How pompous he was! No wonder his daughter had hysterics, his wife megrims, his son a succulent Little Thing. No wonder he was lonely. Was it too late for him after all? Jennie hoped not, in an easy uncaring way.

As they got into the train she saw the two little black-gowned refugees again. One was half lying against his companion’s shoulder, his mouth open like a dead child’s. They and the station slid past the window. Perhaps they had been arrested. It was too bad, Jennie thought. They should stay in their own countries, all those thin pale people . . . although Poland was not a pretty homeland for the Jews, she’d heard. But they should at least know better than to travel with rare rugs over their shoulders, delaying trains and making trouble . . .

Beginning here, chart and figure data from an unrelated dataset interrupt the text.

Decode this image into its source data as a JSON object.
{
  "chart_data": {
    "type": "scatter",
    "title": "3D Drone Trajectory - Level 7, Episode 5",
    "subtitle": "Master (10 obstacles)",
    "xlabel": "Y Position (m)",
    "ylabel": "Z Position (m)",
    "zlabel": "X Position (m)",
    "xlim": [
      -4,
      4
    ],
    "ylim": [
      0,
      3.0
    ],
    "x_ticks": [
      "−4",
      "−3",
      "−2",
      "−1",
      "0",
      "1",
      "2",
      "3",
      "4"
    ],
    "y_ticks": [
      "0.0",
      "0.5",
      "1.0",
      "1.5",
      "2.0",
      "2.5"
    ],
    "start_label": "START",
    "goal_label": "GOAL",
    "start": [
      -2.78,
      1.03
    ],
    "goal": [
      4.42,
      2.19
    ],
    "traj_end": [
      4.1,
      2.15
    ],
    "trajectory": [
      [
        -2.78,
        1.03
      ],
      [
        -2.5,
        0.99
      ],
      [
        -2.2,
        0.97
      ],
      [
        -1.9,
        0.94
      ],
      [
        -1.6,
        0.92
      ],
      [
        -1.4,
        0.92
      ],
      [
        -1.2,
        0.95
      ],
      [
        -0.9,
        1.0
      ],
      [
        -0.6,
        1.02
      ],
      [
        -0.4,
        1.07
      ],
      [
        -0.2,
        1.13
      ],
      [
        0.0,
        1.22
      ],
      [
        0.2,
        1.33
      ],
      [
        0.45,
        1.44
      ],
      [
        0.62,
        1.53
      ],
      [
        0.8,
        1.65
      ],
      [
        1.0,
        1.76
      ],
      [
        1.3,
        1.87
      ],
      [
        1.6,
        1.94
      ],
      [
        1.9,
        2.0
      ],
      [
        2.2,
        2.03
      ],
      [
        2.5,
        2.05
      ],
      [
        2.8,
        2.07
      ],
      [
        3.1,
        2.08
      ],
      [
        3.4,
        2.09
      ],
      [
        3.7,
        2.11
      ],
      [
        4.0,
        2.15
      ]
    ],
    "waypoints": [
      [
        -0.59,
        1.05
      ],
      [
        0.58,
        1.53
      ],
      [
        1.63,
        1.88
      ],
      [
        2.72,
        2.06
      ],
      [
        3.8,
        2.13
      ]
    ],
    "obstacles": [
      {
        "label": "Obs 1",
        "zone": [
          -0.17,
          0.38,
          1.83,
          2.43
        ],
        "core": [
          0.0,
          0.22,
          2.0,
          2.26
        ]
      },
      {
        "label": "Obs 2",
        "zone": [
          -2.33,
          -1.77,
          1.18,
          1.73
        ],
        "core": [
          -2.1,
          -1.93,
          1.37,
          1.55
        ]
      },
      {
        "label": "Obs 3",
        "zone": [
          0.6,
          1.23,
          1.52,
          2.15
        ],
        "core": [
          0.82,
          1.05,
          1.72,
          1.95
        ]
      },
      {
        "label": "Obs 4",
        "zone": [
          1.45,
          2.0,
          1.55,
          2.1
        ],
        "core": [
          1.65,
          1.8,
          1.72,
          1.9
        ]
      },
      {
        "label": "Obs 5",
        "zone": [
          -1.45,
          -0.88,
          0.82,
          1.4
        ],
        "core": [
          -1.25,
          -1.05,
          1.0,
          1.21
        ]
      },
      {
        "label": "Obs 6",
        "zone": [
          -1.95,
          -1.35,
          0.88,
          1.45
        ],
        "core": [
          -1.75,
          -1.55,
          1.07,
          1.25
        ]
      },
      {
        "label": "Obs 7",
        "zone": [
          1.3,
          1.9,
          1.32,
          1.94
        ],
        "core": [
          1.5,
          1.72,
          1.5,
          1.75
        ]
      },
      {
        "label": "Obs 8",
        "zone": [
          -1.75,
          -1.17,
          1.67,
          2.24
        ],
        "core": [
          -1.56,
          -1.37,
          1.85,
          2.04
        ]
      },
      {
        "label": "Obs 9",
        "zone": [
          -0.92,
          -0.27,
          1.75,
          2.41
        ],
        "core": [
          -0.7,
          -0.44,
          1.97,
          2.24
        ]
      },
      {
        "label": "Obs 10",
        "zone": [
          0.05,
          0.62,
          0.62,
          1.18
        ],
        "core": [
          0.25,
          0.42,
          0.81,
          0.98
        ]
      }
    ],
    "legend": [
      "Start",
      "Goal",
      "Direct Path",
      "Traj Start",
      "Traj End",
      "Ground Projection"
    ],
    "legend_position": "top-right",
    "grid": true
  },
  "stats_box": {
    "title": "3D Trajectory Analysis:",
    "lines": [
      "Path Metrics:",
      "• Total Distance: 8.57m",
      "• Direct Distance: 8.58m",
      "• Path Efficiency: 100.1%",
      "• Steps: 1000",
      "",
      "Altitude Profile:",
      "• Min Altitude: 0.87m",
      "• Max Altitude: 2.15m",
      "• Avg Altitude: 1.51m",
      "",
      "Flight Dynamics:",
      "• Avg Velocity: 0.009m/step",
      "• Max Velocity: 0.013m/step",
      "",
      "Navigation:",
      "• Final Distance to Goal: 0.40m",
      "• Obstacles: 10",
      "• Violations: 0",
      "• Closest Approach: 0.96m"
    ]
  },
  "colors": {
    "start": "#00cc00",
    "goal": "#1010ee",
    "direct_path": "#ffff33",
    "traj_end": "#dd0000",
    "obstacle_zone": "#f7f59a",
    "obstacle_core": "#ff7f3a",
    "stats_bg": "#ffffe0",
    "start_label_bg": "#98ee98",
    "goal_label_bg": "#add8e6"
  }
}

In the compartment she felt upset and sat looking remotely out of the window at the craggy hills of the borderland. It annoyed her not to have now any of the morning’s excitement. She always felt this way in the afternoon on trains. Perhaps the English were right to insist on pots of bad tea and slabs of cake in the dining-car, no matter what country they sped across. She leaned forward impulsively.

“Monsieur Jeannetôt,” she said, “let’s go see if there is any of that lemonade in bottles! On the train, I mean.” He smiled delightedly at her and stood up.

“We’ll drink one bottle,” she said, and all her happiness was back again, as if the swiftness of the train had wiped from her spirits the remembrance of the refugees, of Jeannetôt’s sententiousness, of whatever it was that for a few minutes had been treacherous. “That will give me plenty of time to collect myself before I get off.”

He stood as still as a tree, as if the train could not possibly make him sway and jiggle. “Get off?” he asked.

“Certainly,” Jennie said, and as she stood close beside him in the narrow aisle between the seats she looked up at him with her wide gray eyes.

He was still immobile, in a way that suddenly excited her so that she wanted to touch him, to test her power to break what it was that held him thus. She wanted to embrace him. She drew back, still looking up at him, and as she looked she remembered how free she was, how far now from the past. She was Jennie, looking for people who could give to her, not take and take. Jeannetôt could give. He was brimming with eagerness to give, to give as he had never known it possible . . . Jennie could teach him how.

She smiled a small polite smile as she answered. “Certainly,” she said. “At Lausanne. I’m staying at the Palace.”